Der Grundsatz im deutschen Steuerrecht lautet: Wohnsitz in D = unbeschränkt steuerpflichtig mit gesamtem Welteinkommen, unabhängig davon, ob der Wohnsitz in D der Erstwohnsitz oder der 5.Wohnsitz ist und das gilt selbst dann, wenn man sich 0 Tage im Jahr an diesem Wohnsitz aufhält. Auch die Nationalität spielt keine Rolle, jeder Ausländer, der sich nen Feriendomizil in D kauft, fällt da erstmal drunter.
DBAs bilden dann ne Ausnahme zu diesem Grundsatz, das sind Verträge zwischen Staaten, damit Leute mit Wohnsitzen in unterschiedlichen Ländern ihr Einkommen nicht doppelt versteuern müssen. DBAs sind halt recht kompliziert, da das bilaterale Verträge sind, sprich im DBA von Deutschland mit Frankreich kann was anderes stehen als im DBA von Deutschland mit Belgien.
Wichtig ist halt, dass das im Grunde nur ne Ausnahmeregelung ist und man im Grunde immer unbeschränkt steuerpflichtig ist in D, wenn man in D nen Wohnsitz hat, "als Wohnsitz gilt auch schon ne Matratze bei Mutti" (wenn ich mal nen Zitat aus 2+2 übernehmen darf).

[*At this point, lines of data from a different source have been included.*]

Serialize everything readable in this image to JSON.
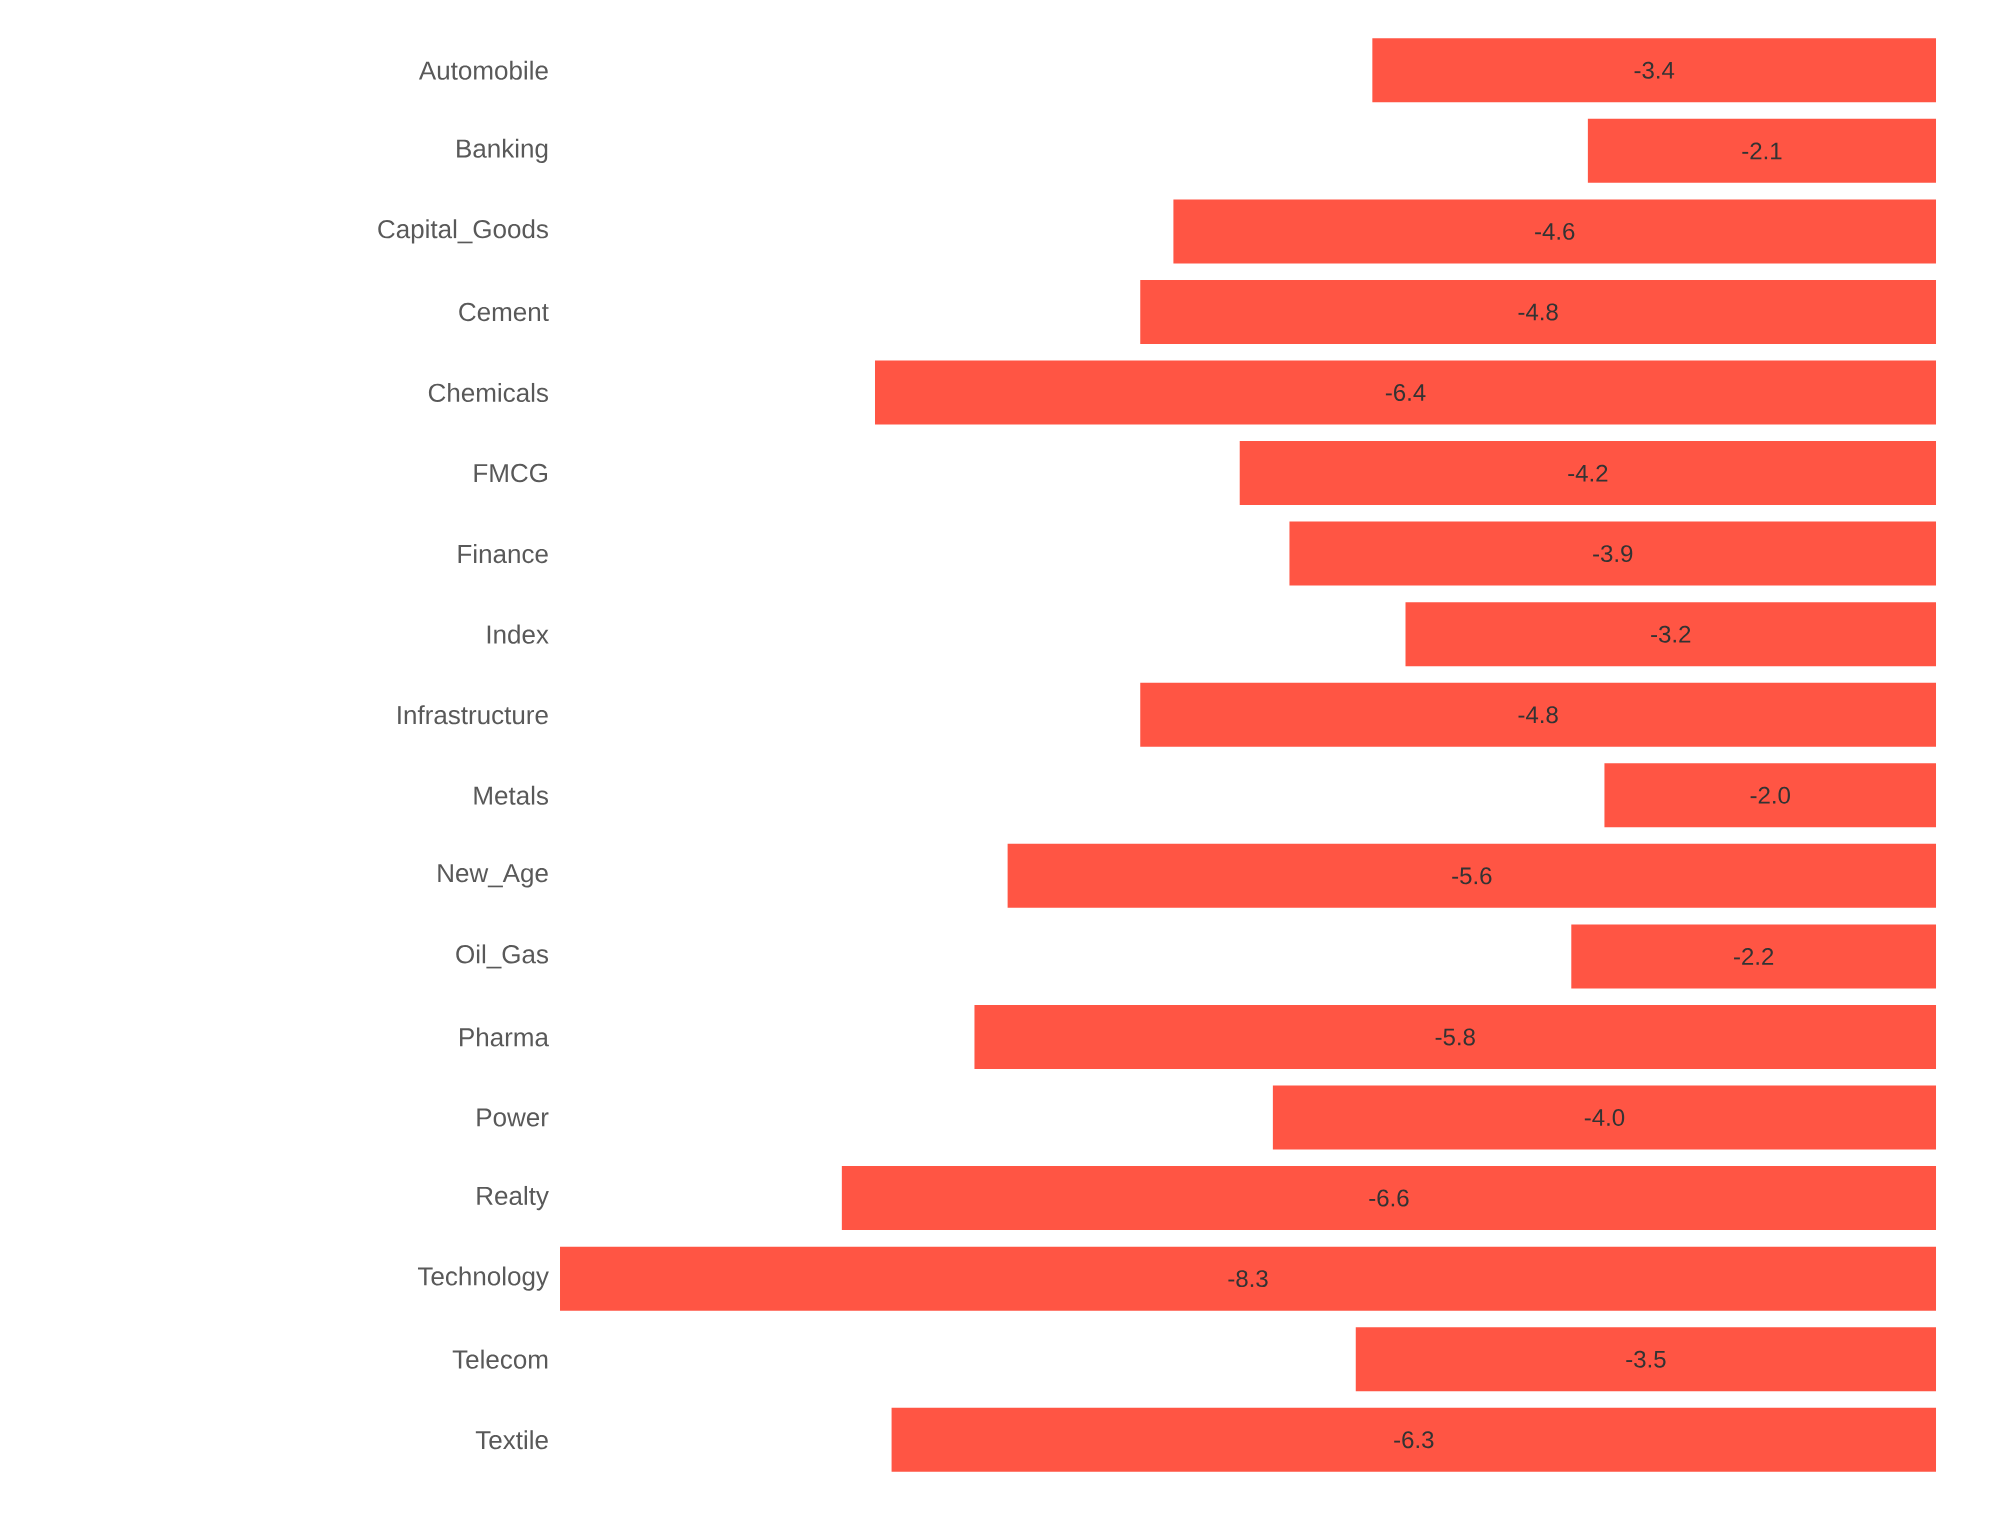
{
  "chart_data": {
    "type": "bar",
    "orientation": "horizontal",
    "color": "#ff5544",
    "value_labels": [
      "-3.4",
      "-2.1",
      "-4.6",
      "-4.8",
      "-6.4",
      "-4.2",
      "-3.9",
      "-3.2",
      "-4.8",
      "-2.0",
      "-5.6",
      "-2.2",
      "-5.8",
      "-4.0",
      "-6.6",
      "-8.3",
      "-3.5",
      "-6.3"
    ],
    "categories": [
      "Automobile",
      "Banking",
      "Capital_Goods",
      "Cement",
      "Chemicals",
      "FMCG",
      "Finance",
      "Index",
      "Infrastructure",
      "Metals",
      "New_Age",
      "Oil_Gas",
      "Pharma",
      "Power",
      "Realty",
      "Technology",
      "Telecom",
      "Textile"
    ],
    "values": [
      -3.4,
      -2.1,
      -4.6,
      -4.8,
      -6.4,
      -4.2,
      -3.9,
      -3.2,
      -4.8,
      -2.0,
      -5.6,
      -2.2,
      -5.8,
      -4.0,
      -6.6,
      -8.3,
      -3.5,
      -6.3
    ]
  }
}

Wenn man also auf Nummer sicher gehen will, muss man auswandern, wie ichs schon in meinem ersten Post gesagt habe.
So, könnt mich auch gerne korrigieren, das ganze was ich geschrieben habe entstammt nur aus einem Semester Steuerrecht im Rahmen meines BWL Studiums, kann also sein, dass das nicht alles so 100% stimmt ♦
klingt alles recht logisch, aber irgendwie kann ich mir nicht vorstellen, dass ein engländer steuern aufs pokern in deutschland zahlen muss, wenn er sich in deutschland ein haus als zweit-wohnsitz kauft und in england wohnt (in england ist pokern ja glaub ich steuerfrei)
oder von mir aus halt ein gebürtiger malteser der auf malta lebt nd hier ein haus kauft für nen urlaub im jahr.
und wenn es stimmt, dann ist das für mich mal wieder nen witz. welche vorteile soll dieser punkt bringen? bei deutschen die auswandern und weiterhin einen wohnsitz in deutschland behalten wollen kan ichs ja evtl. noch verstehen, aber bei ausländern die sich hier nur nen haus zum urlaub machen kaufen wollen?
das einzige was dadurch erreicht wird ist, dass die ausländer kein haus kaufen und dadurch auch weniger steuern durch den verkauf dieser immobilien eingenommen werden.
vielleicht übersehe ich ja was, aber ich seh da keine logik.